Probing the Limits and Capabilities of Diffusion Models for the Anatomic Editing of Digital Twins

TL;DR

This paper explores the use of Latent Diffusion Models to generate anatomically varied digital twins of cardiac anatomy, enabling enhanced virtual cohort creation for cardiovascular device simulation and assessment.

Contribution

It introduces methods for editing digital twins to create diverse anatomic variants, demonstrating the potential and limitations of diffusion models in medical image synthesis.

Findings

Diffusion models can generate anatomically varied digital twins.

Bias towards common anatomical features can be exploited for cohort augmentation.
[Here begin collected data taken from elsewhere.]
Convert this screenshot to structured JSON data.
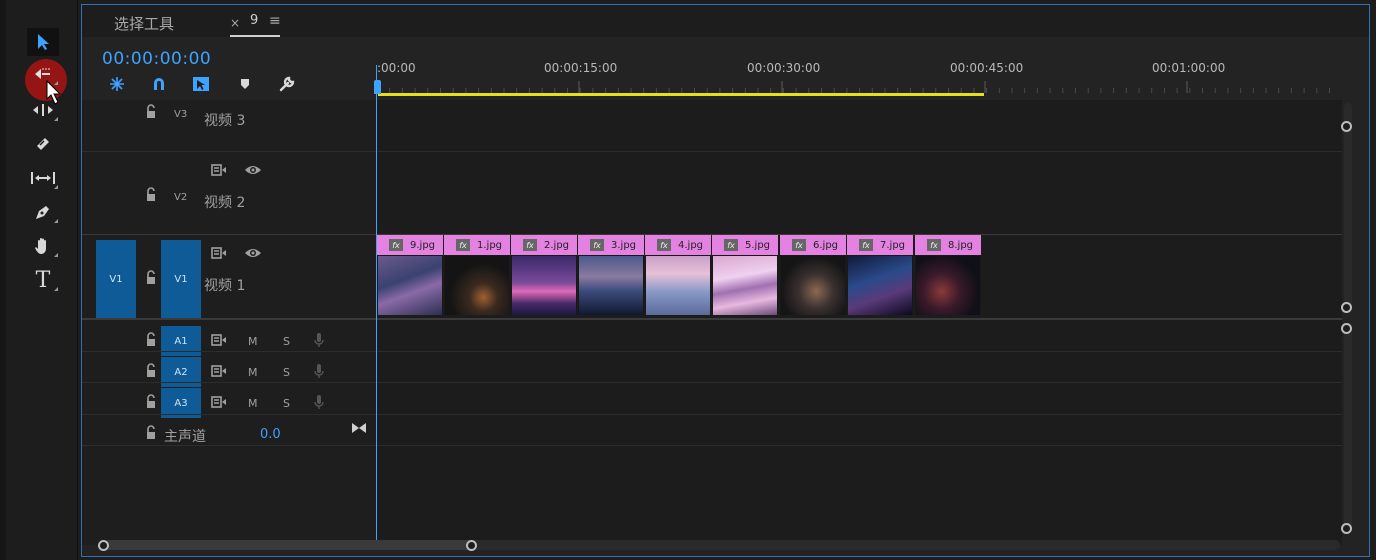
{
  "tools_panel": {
    "tools": [
      {
        "name": "selection-tool",
        "icon": "arrow-icon",
        "selected": true
      },
      {
        "name": "track-select-tool",
        "icon": "track-select-icon",
        "selected": false
      },
      {
        "name": "ripple-edit-tool",
        "icon": "ripple-icon",
        "selected": false
      },
      {
        "name": "razor-tool",
        "icon": "razor-icon",
        "selected": false
      },
      {
        "name": "slip-tool",
        "icon": "slip-icon",
        "selected": false
      },
      {
        "name": "pen-tool",
        "icon": "pen-icon",
        "selected": false
      },
      {
        "name": "hand-tool",
        "icon": "hand-icon",
        "selected": false
      },
      {
        "name": "type-tool",
        "icon": "type-icon",
        "selected": false
      }
    ],
    "type_glyph": "T"
  },
  "timeline": {
    "tabs": [
      {
        "label": "选择工具"
      },
      {
        "label": "9",
        "close": "×",
        "menu": "≡"
      }
    ],
    "timecode": "00:00:00:00",
    "ruler_labels": [
      ":00:00",
      "00:00:15:00",
      "00:00:30:00",
      "00:00:45:00",
      "00:01:00:00"
    ],
    "tracks": {
      "v3": {
        "target": "V3",
        "name": "视频 3"
      },
      "v2": {
        "target": "V2",
        "name": "视频 2"
      },
      "v1": {
        "source": "V1",
        "target": "V1",
        "name": "视频 1"
      },
      "a1": {
        "target": "A1",
        "m": "M",
        "s": "S"
      },
      "a2": {
        "target": "A2",
        "m": "M",
        "s": "S"
      },
      "a3": {
        "target": "A3",
        "m": "M",
        "s": "S"
      },
      "master": {
        "name": "主声道",
        "value": "0.0"
      }
    },
    "clips": [
      {
        "name": "9.jpg",
        "fx": "fx"
      },
      {
        "name": "1.jpg",
        "fx": "fx"
      },
      {
        "name": "2.jpg",
        "fx": "fx"
      },
      {
        "name": "3.jpg",
        "fx": "fx"
      },
      {
        "name": "4.jpg",
        "fx": "fx"
      },
      {
        "name": "5.jpg",
        "fx": "fx"
      },
      {
        "name": "6.jpg",
        "fx": "fx"
      },
      {
        "name": "7.jpg",
        "fx": "fx"
      },
      {
        "name": "8.jpg",
        "fx": "fx"
      }
    ],
    "colors": {
      "accent": "#3ea2ff",
      "clip_label": "#e482e1",
      "work_area": "#e6e01a",
      "track_target": "#0f5b98"
    }
  }
}
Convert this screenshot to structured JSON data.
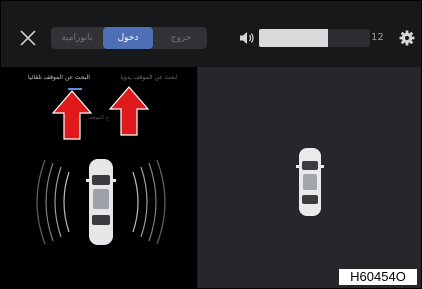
{
  "topbar": {
    "tabs": [
      {
        "label": "بانورامية",
        "active": false
      },
      {
        "label": "دخول",
        "active": true
      },
      {
        "label": "خروج",
        "active": false
      }
    ],
    "volume": {
      "value": "12",
      "level": 0.62
    },
    "icons": {
      "close": "close-icon",
      "volume": "speaker-icon",
      "settings": "gear-icon"
    }
  },
  "parking_panel": {
    "options": [
      {
        "label": "البحث عن الموقف تلقائيا",
        "selected": true
      },
      {
        "label": "ابحث عن الموقف يدويا",
        "selected": false
      }
    ],
    "hint_text": "ح الموقف"
  },
  "figure_code": "H60454O",
  "colors": {
    "accent": "#4e6fb5",
    "arrow": "#e0191c",
    "panel_bg": "#000000",
    "map_bg": "#26272a"
  }
}
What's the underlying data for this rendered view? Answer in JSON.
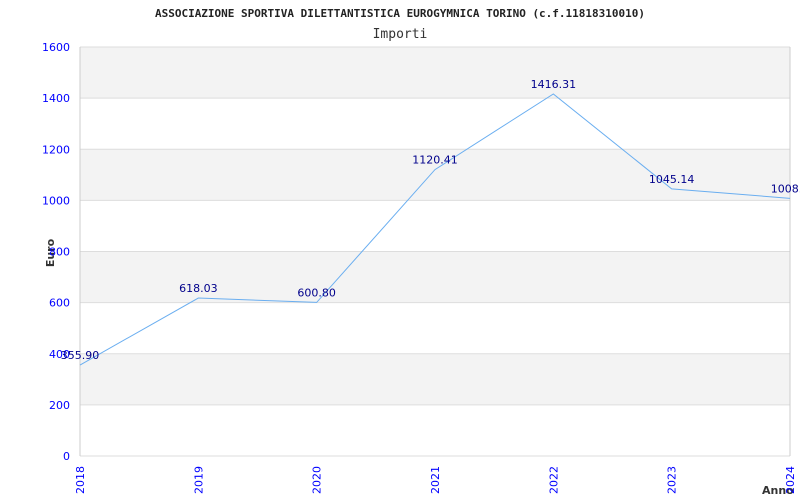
{
  "chart_data": {
    "type": "line",
    "title": "ASSOCIAZIONE SPORTIVA DILETTANTISTICA EUROGYMNICA TORINO (c.f.11818310010)",
    "subtitle": "Importi",
    "xlabel": "Anno",
    "ylabel": "Euro",
    "ylim": [
      0,
      1600
    ],
    "yticks": [
      0,
      200,
      400,
      600,
      800,
      1000,
      1200,
      1400,
      1600
    ],
    "categories": [
      "2018",
      "2019",
      "2020",
      "2021",
      "2022",
      "2023",
      "2024"
    ],
    "values": [
      355.9,
      618.03,
      600.8,
      1120.41,
      1416.31,
      1045.14,
      1008.0
    ],
    "data_labels": [
      "355.90",
      "618.03",
      "600.80",
      "1120.41",
      "1416.31",
      "1045.14",
      "1008.0"
    ],
    "grid": true,
    "colors": {
      "line": "#6aaef0",
      "tick_labels": "#0000ff",
      "data_labels": "#00008b",
      "band": "#f3f3f3",
      "grid": "#dddddd"
    }
  }
}
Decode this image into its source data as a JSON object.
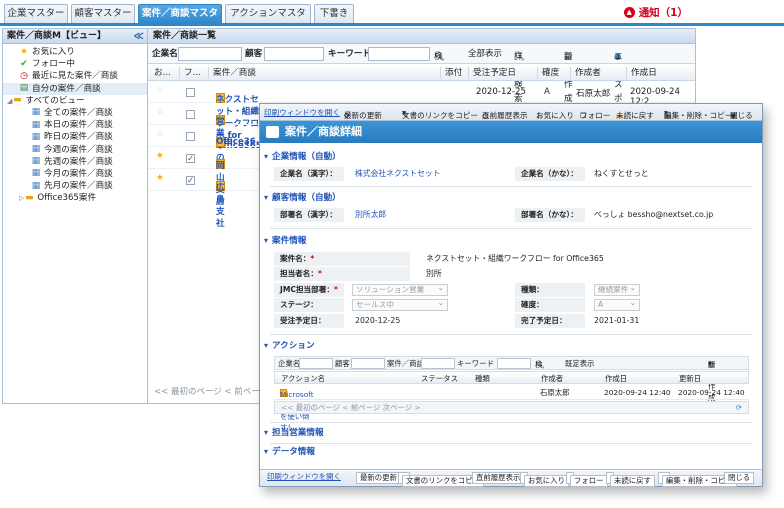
{
  "tabs": [
    "企業マスター",
    "顧客マスター",
    "案件／商談マスター",
    "アクションマスター",
    "下書き"
  ],
  "notification": {
    "label": "通知（1）"
  },
  "sidebar": {
    "title": "案件／商談M【ビュー】",
    "collapse": "≪",
    "items": [
      "お気に入り",
      "フォロー中",
      "最近に見た案件／商談",
      "自分の案件／商談",
      "すべてのビュー",
      "全ての案件／商談",
      "本日の案件／商談",
      "昨日の案件／商談",
      "今週の案件／商談",
      "先週の案件／商談",
      "今月の案件／商談",
      "先月の案件／商談",
      "Office365案件"
    ]
  },
  "main": {
    "title": "案件／商談一覧",
    "search": {
      "company": "企業名",
      "customer": "顧客",
      "keyword": "キーワード",
      "search": "検索",
      "all": "全部表示",
      "advanced": "詳細検索",
      "new": "新規作成",
      "export": "エクスポート"
    },
    "columns": [
      "お...",
      "フ...",
      "案件／商談",
      "添付",
      "受注予定日",
      "確度",
      "作成者",
      "作成日"
    ],
    "rows": [
      {
        "name": "ネクストセット・組織ワークフロー for Office365",
        "date": "2020-12-25",
        "prob": "A",
        "author": "石原太郎",
        "created": "2020-09-24 12:2",
        "starred": false,
        "checked": false
      },
      {
        "name": "営業車の",
        "starred": false,
        "checked": false
      },
      {
        "name": "Office36",
        "starred": false,
        "checked": false
      },
      {
        "name": "岡山支店",
        "starred": true,
        "checked": true
      },
      {
        "name": "広島支社",
        "starred": true,
        "checked": true
      }
    ],
    "pager": "<< 最初のページ < 前ペー"
  },
  "detail": {
    "toolbar": {
      "print": "印刷ウィンドウを開く",
      "refresh": "最新の更新",
      "copy": "文書のリンクをコピー",
      "history": "直前履歴表示",
      "fav": "お気に入り",
      "follow": "フォロー",
      "unread": "未読に戻す",
      "edit": "編集・削除・コピー",
      "close": "閉じる"
    },
    "title": "案件／商談詳細",
    "sec_company": "企業情報（自動）",
    "company_kanji_label": "企業名（漢字）：",
    "company_kanji": "株式会社ネクストセット",
    "company_kana_label": "企業名（かな）：",
    "company_kana": "ねくすとせっと",
    "sec_customer": "顧客情報（自動）",
    "dept_kanji_label": "部署名（漢字）：",
    "dept_kanji": "別所太郎",
    "dept_kana_label": "部署名（かな）：",
    "dept_kana": "べっしょ bessho@nextset.co.jp",
    "sec_deal": "案件情報",
    "deal_name_label": "案件名：",
    "deal_name": "ネクストセット・組織ワークフロー for Office365",
    "owner_label": "担当者名：",
    "owner": "別所",
    "jmc_label": "JMC担当部署：",
    "jmc": "ソリューション営業",
    "kind_label": "種類：",
    "kind": "継続案件",
    "stage_label": "ステージ：",
    "stage": "セールス中",
    "prob_label": "確度：",
    "prob": "A",
    "order_label": "受注予定日：",
    "order": "2020-12-25",
    "done_label": "完了予定日：",
    "done": "2021-01-31",
    "sec_action": "アクション",
    "a_search": {
      "company": "企業名",
      "customer": "顧客",
      "deal": "案件／商談",
      "keyword": "キーワード",
      "search": "検索",
      "all": "既定表示",
      "new": "新規作成"
    },
    "a_cols": [
      "アクション名",
      "ステータス",
      "種類",
      "作成者",
      "作成日",
      "更新日"
    ],
    "a_row": {
      "name": "Microsoft Office365を使い倒す！",
      "author": "石原太郎",
      "created": "2020-09-24 12:40",
      "updated": "2020-09-24 12:40"
    },
    "a_pager": "<< 最初のページ < 前ページ 次ページ >",
    "sec_sales": "担当営業情報",
    "sec_data": "データ情報"
  }
}
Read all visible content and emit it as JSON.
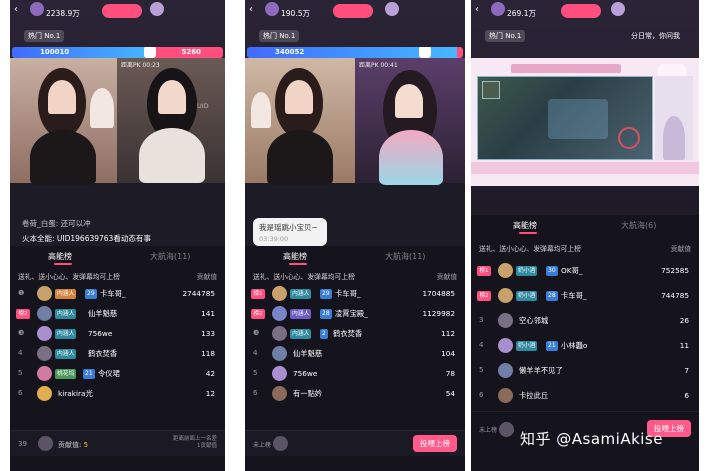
{
  "panels": [
    {
      "fans": "2238.9万",
      "hot": "热门 No.1",
      "pk_left": "100010",
      "pk_right": "5260",
      "timer_left": "距离PK 00:23",
      "uid_text": "UID",
      "chat": [
        {
          "text": "卷荷_白蛋: 还可以冲",
          "dim": true
        },
        {
          "text": "火本全能: UID196639763看动态有事",
          "dim": false
        }
      ],
      "tabs": {
        "active": "高能榜",
        "inactive": "大航海(11)"
      },
      "hint": "送礼、送小心心、发弹幕均可上榜",
      "hint_right": "贡献值",
      "rows": [
        {
          "rank": "",
          "tag": "内涵人",
          "lvl": "29",
          "name": "卡车哥_",
          "score": "2744785",
          "color": "#c9a26b"
        },
        {
          "rank": "榜2",
          "tag": "内涵人",
          "lvl": "",
          "name": "仙羊魁慈",
          "score": "141",
          "color": "#6f7fa6"
        },
        {
          "rank": "",
          "tag": "内涵人",
          "lvl": "",
          "name": "756we",
          "score": "133",
          "color": "#a98fd0"
        },
        {
          "rank": "4",
          "tag": "内涵人",
          "lvl": "",
          "name": "鹤衣焚香",
          "score": "118",
          "color": "#7a6f85"
        },
        {
          "rank": "5",
          "tag": "桃花坞",
          "lvl": "21",
          "name": "令仪珺",
          "score": "42",
          "color": "#d27aa0"
        },
        {
          "rank": "6",
          "tag": "",
          "lvl": "",
          "name": "kirakira光",
          "score": "12",
          "color": "#e0b050"
        }
      ],
      "footer": {
        "rank": "39",
        "gv_label": "贡献值:",
        "gv_value": "5",
        "note": "距离前面上一名差\n1贡献值"
      }
    },
    {
      "fans": "190.5万",
      "hot": "热门 No.1",
      "pk_left": "340052",
      "timer_left": "距离PK 00:41",
      "bubble": {
        "text": "我是瑶跳小宝贝~",
        "time": "03:39:00"
      },
      "tabs": {
        "active": "高能榜",
        "inactive": "大航海(11)"
      },
      "hint": "送礼、送小心心、发弹幕均可上榜",
      "hint_right": "贡献值",
      "rows": [
        {
          "rank": "榜1",
          "tag": "内涵人",
          "lvl": "29",
          "name": "卡车哥_",
          "score": "1704885",
          "color": "#c9a26b"
        },
        {
          "rank": "榜2",
          "tag": "内涵人",
          "lvl": "28",
          "name": "凌霄宝殿_",
          "score": "1129982",
          "color": "#7b84c8"
        },
        {
          "rank": "",
          "tag": "内涵人",
          "lvl": "2",
          "name": "鹤衣焚香",
          "score": "112",
          "color": "#7a6f85"
        },
        {
          "rank": "4",
          "tag": "",
          "lvl": "",
          "name": "仙羊魁慈",
          "score": "104",
          "color": "#6f7fa6"
        },
        {
          "rank": "5",
          "tag": "",
          "lvl": "",
          "name": "756we",
          "score": "78",
          "color": "#a98fd0"
        },
        {
          "rank": "6",
          "tag": "",
          "lvl": "",
          "name": "有一點妗",
          "score": "54",
          "color": "#8a6a5a"
        }
      ],
      "footer": {
        "rank": "未上榜",
        "cta": "投喂上榜"
      }
    },
    {
      "fans": "269.1万",
      "hot": "热门 No.1",
      "top_right": "分日常，你问我",
      "tabs": {
        "active": "高能榜",
        "inactive": "大航海(6)"
      },
      "hint": "送礼、送小心心、发弹幕均可上榜",
      "hint_right": "贡献值",
      "rows": [
        {
          "rank": "榜1",
          "tag": "奶小酒",
          "lvl": "30",
          "name": "OK哥_",
          "score": "752585",
          "color": "#c9a26b"
        },
        {
          "rank": "榜2",
          "tag": "奶小酒",
          "lvl": "28",
          "name": "卡车哥_",
          "score": "744785",
          "color": "#c9a26b"
        },
        {
          "rank": "3",
          "tag": "",
          "lvl": "",
          "name": "空心邻城",
          "score": "26",
          "color": "#7a6f85"
        },
        {
          "rank": "4",
          "tag": "奶小酒",
          "lvl": "21",
          "name": "小林龘o",
          "score": "11",
          "color": "#a98fd0"
        },
        {
          "rank": "5",
          "tag": "",
          "lvl": "",
          "name": "懒羊羊不见了",
          "score": "7",
          "color": "#6f7fa6"
        },
        {
          "rank": "6",
          "tag": "",
          "lvl": "",
          "name": "卡拉此丘",
          "score": "6",
          "color": "#8a6a5a"
        }
      ],
      "footer": {
        "rank": "未上榜",
        "cta": "投喂上榜"
      }
    }
  ],
  "watermark": "知乎 @AsamiAkise",
  "colors": {
    "accent": "#ff4f7e",
    "sheet_bg": "#15141d",
    "gold": "#f6c343",
    "tag_blue": "#3a7dd8"
  }
}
The framework delineates the limits of diffusion models in anatomical editing.

Abstract

Numerical simulations can model the physical processes that govern cardiovascular device deployment. When such simulations incorporate digital twins; computational models of patient-specific anatomy, they can expedite and de-risk the device design process. Nonetheless, the exclusive use of patient-specific data constrains the anatomic variability which can be precisely or fully explored. In this study, we investigate the capacity of Latent Diffusion Models (LDMs) to edit digital twins to create anatomic variants, which we term digital siblings. Digital twins and their corresponding siblings can serve as the basis for comparative simulations, enabling the study of how subtle anatomic variations impact the simulated deployment of cardiovascular devices, as well as the augmentation of virtual cohorts for device assessment. However, while diffusion models have been characterized in their ability to edit natural images, their capacity to anatomically edit digital twins has yet to be studied. Using a case example centered on 3D digital twins of cardiac anatomy, we implement various methods for generating digital siblings and characterize them through morphological and topological analyses. We specifically edit digital twins to introduce anatomic variation at different spatial scales and within localized regions, demonstrating the existence of bias towards common anatomic features. We further show that such anatomic bias can be leveraged for virtual cohort augmentation through selective editing, partially alleviating issues related to dataset imbalance and lack of diversity. Our experimental framework thus delineates the limits and capabilities of using latent diffusion models in synthesizing anatomic variation for in silico trials.